A theme is a repeating structure, and in both climax and conflict, a unifying theme is important because it is a way to manage expectations. Poems rhyme for this reason, the reader can feel what is coming and this feeling can be rewarded or subverted. In a climax, several smaller climaxes might grow towards the primary one, and like the rhyme in a poem, the large one needs to be expected for the best effect, and so should ideally be similar to something experienced before.

Mike Oldfield's Tubular Bells would have been more unified if the climactic bells part was at the end and reflected the theme that opened the work. In that way, this long work would have been a path of expectation. Oldfield did this with other works like Amarok and Ommadawn.

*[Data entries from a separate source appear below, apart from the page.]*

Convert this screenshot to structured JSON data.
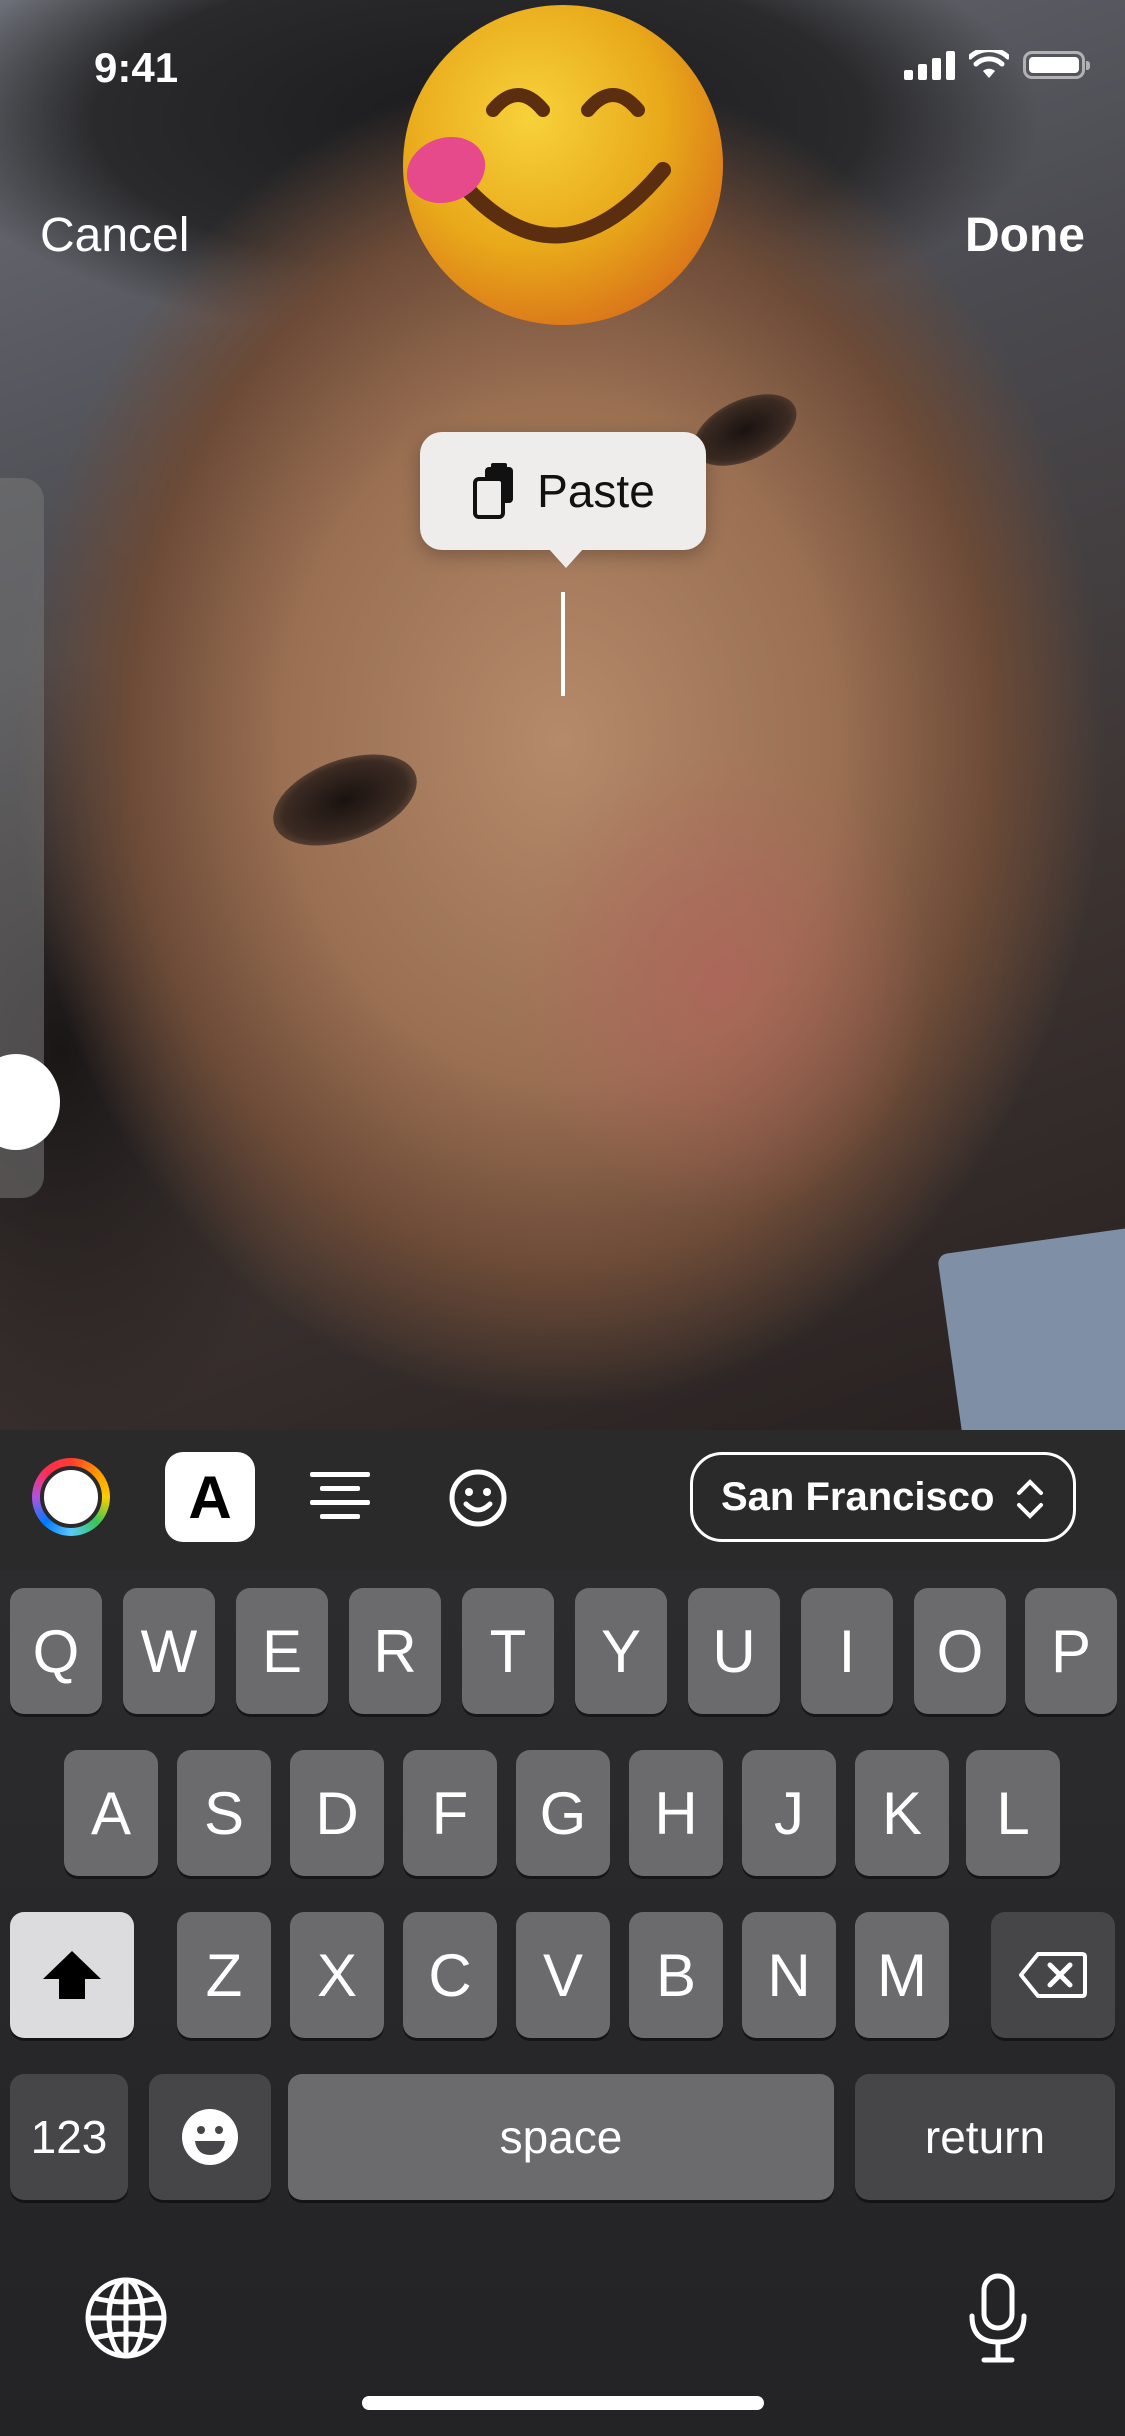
{
  "status_bar": {
    "time": "9:41"
  },
  "nav": {
    "cancel_label": "Cancel",
    "done_label": "Done"
  },
  "sticker": {
    "icon": "face-savoring-food-emoji"
  },
  "context_menu": {
    "paste_label": "Paste"
  },
  "toolbar": {
    "color_icon": "color-wheel-icon",
    "text_style_label": "A",
    "align_icon": "align-center-icon",
    "emoji_icon": "smiley-icon",
    "font_name": "San Francisco"
  },
  "keyboard": {
    "row1": [
      "Q",
      "W",
      "E",
      "R",
      "T",
      "Y",
      "U",
      "I",
      "O",
      "P"
    ],
    "row2": [
      "A",
      "S",
      "D",
      "F",
      "G",
      "H",
      "J",
      "K",
      "L"
    ],
    "row3": [
      "Z",
      "X",
      "C",
      "V",
      "B",
      "N",
      "M"
    ],
    "numbers_label": "123",
    "space_label": "space",
    "return_label": "return"
  }
}
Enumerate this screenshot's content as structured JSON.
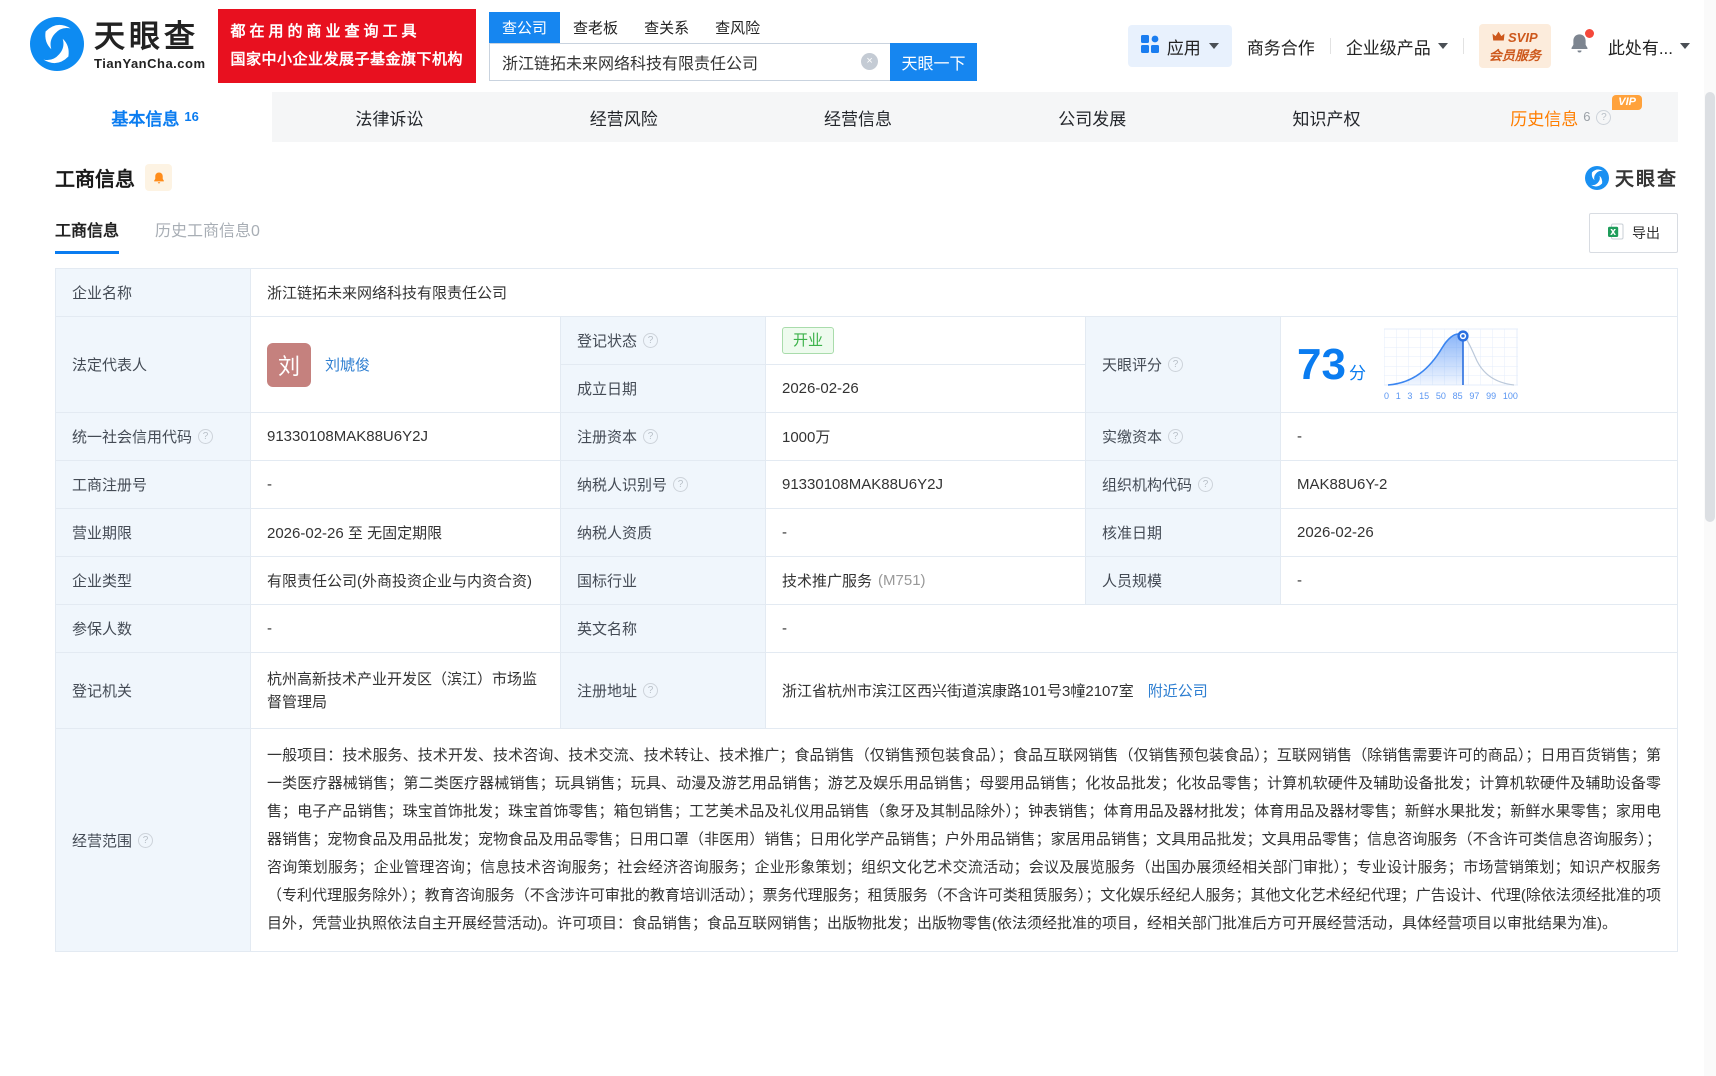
{
  "colors": {
    "accent_blue": "#0a7cf0",
    "brand_red": "#e8101f",
    "status_green": "#3cb24a",
    "vip_orange": "#ffa23c",
    "link_blue": "#2f7fd1"
  },
  "icons": {
    "clear_glyph": "×",
    "help_glyph": "?"
  },
  "header": {
    "logo": {
      "title": "天眼查",
      "subtitle": "TianYanCha.com"
    },
    "slogan": {
      "line1": "都在用的商业查询工具",
      "line2": "国家中小企业发展子基金旗下机构"
    },
    "search": {
      "tabs": [
        {
          "label": "查公司"
        },
        {
          "label": "查老板"
        },
        {
          "label": "查关系"
        },
        {
          "label": "查风险"
        }
      ],
      "value": "浙江链拓未来网络科技有限责任公司",
      "button": "天眼一下"
    },
    "apps_label": "应用",
    "cooperation": "商务合作",
    "enterprise": "企业级产品",
    "svip": {
      "line1": "SVIP",
      "line2": "会员服务"
    },
    "more": "此处有..."
  },
  "nav_tabs": [
    {
      "label": "基本信息",
      "count": "16"
    },
    {
      "label": "法律诉讼"
    },
    {
      "label": "经营风险"
    },
    {
      "label": "经营信息"
    },
    {
      "label": "公司发展"
    },
    {
      "label": "知识产权"
    },
    {
      "label": "历史信息",
      "count": "6",
      "badge": "VIP"
    }
  ],
  "section": {
    "title": "工商信息",
    "watermark": "天眼查",
    "subtab_active": "工商信息",
    "subtab_history": "历史工商信息0",
    "export_label": "导出"
  },
  "table": {
    "company_name": {
      "label": "企业名称",
      "value": "浙江链拓未来网络科技有限责任公司"
    },
    "legal_rep": {
      "label": "法定代表人",
      "avatar": "刘",
      "name": "刘虓俊"
    },
    "reg_status": {
      "label": "登记状态",
      "value": "开业"
    },
    "est_date": {
      "label": "成立日期",
      "value": "2026-02-26"
    },
    "score": {
      "label": "天眼评分",
      "value": "73",
      "unit": "分",
      "axis": [
        "0",
        "1",
        "3",
        "15",
        "50",
        "85",
        "97",
        "99",
        "100"
      ]
    },
    "credit_code": {
      "label": "统一社会信用代码",
      "value": "91330108MAK88U6Y2J"
    },
    "reg_capital": {
      "label": "注册资本",
      "value": "1000万"
    },
    "paid_capital": {
      "label": "实缴资本",
      "value": "-"
    },
    "reg_number": {
      "label": "工商注册号",
      "value": "-"
    },
    "taxpayer_id": {
      "label": "纳税人识别号",
      "value": "91330108MAK88U6Y2J"
    },
    "org_code": {
      "label": "组织机构代码",
      "value": "MAK88U6Y-2"
    },
    "business_term": {
      "label": "营业期限",
      "value": "2026-02-26 至 无固定期限"
    },
    "taxpayer_quality": {
      "label": "纳税人资质",
      "value": "-"
    },
    "approval_date": {
      "label": "核准日期",
      "value": "2026-02-26"
    },
    "company_type": {
      "label": "企业类型",
      "value": "有限责任公司(外商投资企业与内资合资)"
    },
    "industry": {
      "label": "国标行业",
      "value": "技术推广服务",
      "code": "(M751)"
    },
    "staff_size": {
      "label": "人员规模",
      "value": "-"
    },
    "insured_count": {
      "label": "参保人数",
      "value": "-"
    },
    "english_name": {
      "label": "英文名称",
      "value": "-"
    },
    "reg_authority": {
      "label": "登记机关",
      "value": "杭州高新技术产业开发区（滨江）市场监督管理局"
    },
    "reg_address": {
      "label": "注册地址",
      "value": "浙江省杭州市滨江区西兴街道滨康路101号3幢2107室",
      "link": "附近公司"
    },
    "business_scope": {
      "label": "经营范围",
      "value": "一般项目：技术服务、技术开发、技术咨询、技术交流、技术转让、技术推广；食品销售（仅销售预包装食品）；食品互联网销售（仅销售预包装食品）；互联网销售（除销售需要许可的商品）；日用百货销售；第一类医疗器械销售；第二类医疗器械销售；玩具销售；玩具、动漫及游艺用品销售；游艺及娱乐用品销售；母婴用品销售；化妆品批发；化妆品零售；计算机软硬件及辅助设备批发；计算机软硬件及辅助设备零售；电子产品销售；珠宝首饰批发；珠宝首饰零售；箱包销售；工艺美术品及礼仪用品销售（象牙及其制品除外）；钟表销售；体育用品及器材批发；体育用品及器材零售；新鲜水果批发；新鲜水果零售；家用电器销售；宠物食品及用品批发；宠物食品及用品零售；日用口罩（非医用）销售；日用化学产品销售；户外用品销售；家居用品销售；文具用品批发；文具用品零售；信息咨询服务（不含许可类信息咨询服务）；咨询策划服务；企业管理咨询；信息技术咨询服务；社会经济咨询服务；企业形象策划；组织文化艺术交流活动；会议及展览服务（出国办展须经相关部门审批）；专业设计服务；市场营销策划；知识产权服务（专利代理服务除外）；教育咨询服务（不含涉许可审批的教育培训活动）；票务代理服务；租赁服务（不含许可类租赁服务）；文化娱乐经纪人服务；其他文化艺术经纪代理；广告设计、代理(除依法须经批准的项目外，凭营业执照依法自主开展经营活动)。许可项目：食品销售；食品互联网销售；出版物批发；出版物零售(依法须经批准的项目，经相关部门批准后方可开展经营活动，具体经营项目以审批结果为准)。"
    }
  }
}
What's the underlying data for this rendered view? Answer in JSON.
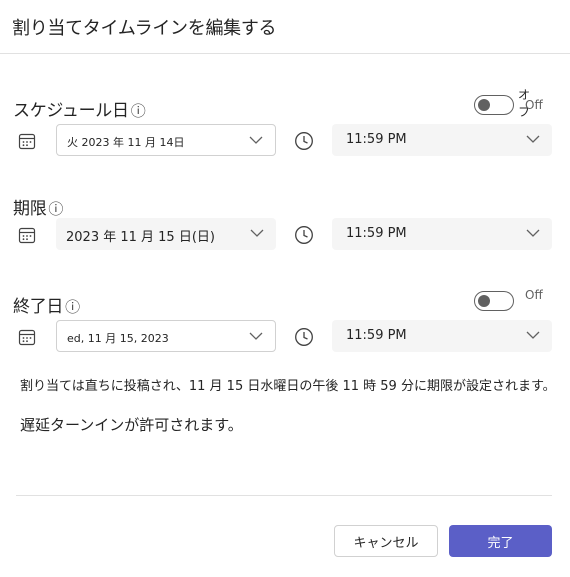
{
  "dialog": {
    "title": "割り当てタイムラインを編集する"
  },
  "schedule": {
    "label": "スケジュール日",
    "toggle_top_label": "オフ",
    "toggle_label": "Off",
    "date": "火 2023 年 11 月 14日",
    "time": "11:59 PM"
  },
  "due": {
    "label": "期限",
    "date": "2023 年 11 月 15 日(日)",
    "time": "11:59 PM"
  },
  "close": {
    "label": "終了日",
    "toggle_label": "Off",
    "date": "ed, 11 月 15, 2023",
    "time": "11:59 PM"
  },
  "notice": {
    "line1": "割り当ては直ちに投稿され、11 月 15 日水曜日の午後 11 時 59 分に期限が設定されます。",
    "line2": "遅延ターンインが許可されます。"
  },
  "footer": {
    "cancel_label": "キャンセル",
    "done_label": "完了"
  },
  "icons": {
    "calendar": "calendar-icon",
    "clock": "clock-icon",
    "chevron": "chevron-down-icon",
    "info": "info-icon"
  },
  "colors": {
    "accent": "#5b5fc7",
    "border": "#d1d1d1",
    "field_bg": "#f5f5f5"
  }
}
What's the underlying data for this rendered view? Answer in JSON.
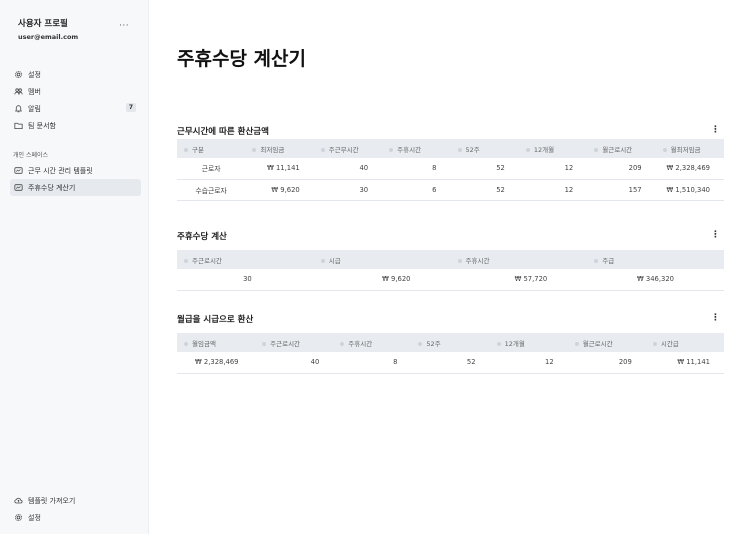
{
  "profile": {
    "name": "사용자 프로필",
    "email": "user@email.com",
    "more": "···"
  },
  "sidebar": {
    "items": [
      {
        "label": "설정",
        "icon": "gear-icon"
      },
      {
        "label": "멤버",
        "icon": "users-icon"
      },
      {
        "label": "알림",
        "icon": "bell-icon",
        "badge": "7"
      },
      {
        "label": "팀 문서함",
        "icon": "folder-icon"
      }
    ],
    "section_label": "개인 스페이스",
    "space_items": [
      {
        "label": "근무 시간 관리 템플릿",
        "icon": "document-icon"
      },
      {
        "label": "주휴수당 계산기",
        "icon": "document-icon",
        "active": true
      }
    ],
    "bottom_items": [
      {
        "label": "템플릿 가져오기",
        "icon": "cloud-icon"
      },
      {
        "label": "설정",
        "icon": "gear-icon"
      }
    ]
  },
  "page": {
    "title": "주휴수당 계산기"
  },
  "table1": {
    "title": "근무시간에 따른 환산금액",
    "headers": [
      "구분",
      "최저임금",
      "주근무시간",
      "주휴시간",
      "52주",
      "12개월",
      "월근로시간",
      "월최저임금"
    ],
    "rows": [
      [
        "근로자",
        "₩ 11,141",
        "40",
        "8",
        "52",
        "12",
        "209",
        "₩ 2,328,469"
      ],
      [
        "수습근로자",
        "₩ 9,620",
        "30",
        "6",
        "52",
        "12",
        "157",
        "₩ 1,510,340"
      ]
    ]
  },
  "table2": {
    "title": "주휴수당 계산",
    "headers": [
      "주근로시간",
      "시급",
      "주휴시간",
      "주급"
    ],
    "rows": [
      [
        "30",
        "₩ 9,620",
        "₩ 57,720",
        "₩ 346,320"
      ]
    ]
  },
  "table3": {
    "title": "월급을 시급으로 환산",
    "headers": [
      "월임금액",
      "주근로시간",
      "주휴시간",
      "52주",
      "12개월",
      "월근로시간",
      "시간급"
    ],
    "rows": [
      [
        "₩ 2,328,469",
        "40",
        "8",
        "52",
        "12",
        "209",
        "₩ 11,141"
      ]
    ]
  },
  "kebab": "⋮"
}
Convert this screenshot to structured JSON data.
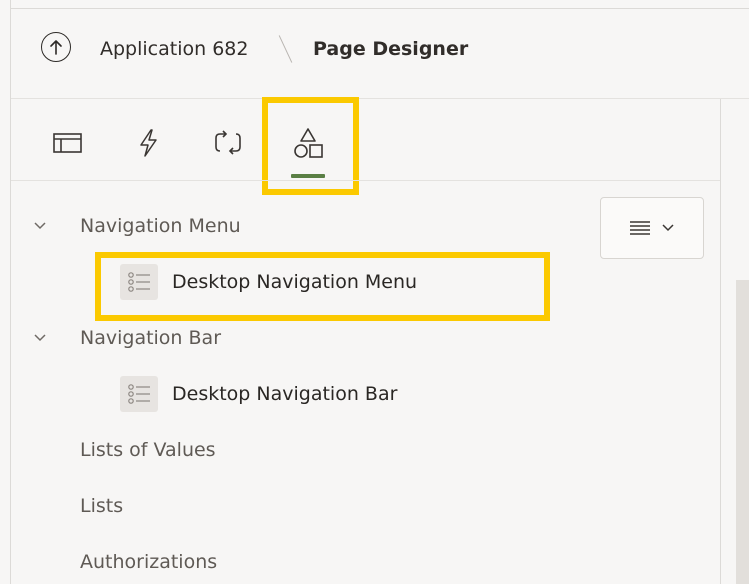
{
  "header": {
    "app_label": "Application 682",
    "page_label": "Page Designer",
    "up_icon": "arrow-up-circle-icon"
  },
  "tabs": [
    {
      "name": "rendering",
      "icon": "layout-icon",
      "active": false
    },
    {
      "name": "dynamic-actions",
      "icon": "lightning-icon",
      "active": false
    },
    {
      "name": "processing",
      "icon": "refresh-icon",
      "active": false
    },
    {
      "name": "shared-components",
      "icon": "shapes-icon",
      "active": true
    }
  ],
  "colors": {
    "highlight": "#fbc900",
    "active_tab_underline": "#5a7f44"
  },
  "tree": {
    "groups": [
      {
        "label": "Navigation Menu",
        "expanded": true,
        "items": [
          {
            "label": "Desktop Navigation Menu",
            "icon": "list-icon"
          }
        ]
      },
      {
        "label": "Navigation Bar",
        "expanded": true,
        "items": [
          {
            "label": "Desktop Navigation Bar",
            "icon": "list-icon"
          }
        ]
      }
    ],
    "top_items": [
      "Lists of Values",
      "Lists",
      "Authorizations"
    ]
  },
  "menu_button": {
    "icon": "hamburger-icon",
    "chevron": "chevron-down-icon"
  }
}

In visual art, theme, drama and climax can be difficult to command because art is instantaneous. When we see a painting in real life, on the wall in a gallery, we experience it in many ways. The painting might be alone, but more often among a swarm of other paintings, and we are often with a swarm of other people. The ideal is perhaps seeing a painting when we are alone, and when the painting is alone; a solitary dialogue. Even in these ideal circumstances we don't look at the whole painting at once; human eyes dart. The artist must manage expectations so that different parts are seen in different orders to create clashes and rewards. Climax might be the dominant form in drama and literature, but conflict must be the dominant form in visual art because of the lack of control over what the viewer sees and when, and this limits the control an artist has over expectation. Time is important in art, it's difficult to feel anything in a flash.

It's difficult to manage expectations in visual art, and the effect will probably depend on each viewer, as well as the thousand other circumstances in which a painting is seen, but this doesn't make the artists job hopeless.

Knowledge, presentation, expectation. These are crucial factors when displaying, and absorbing, art of all sorts, but they are especially important factors in non-temporal art like painting or sculpture, versus music or film. Literature is somewhere in between these.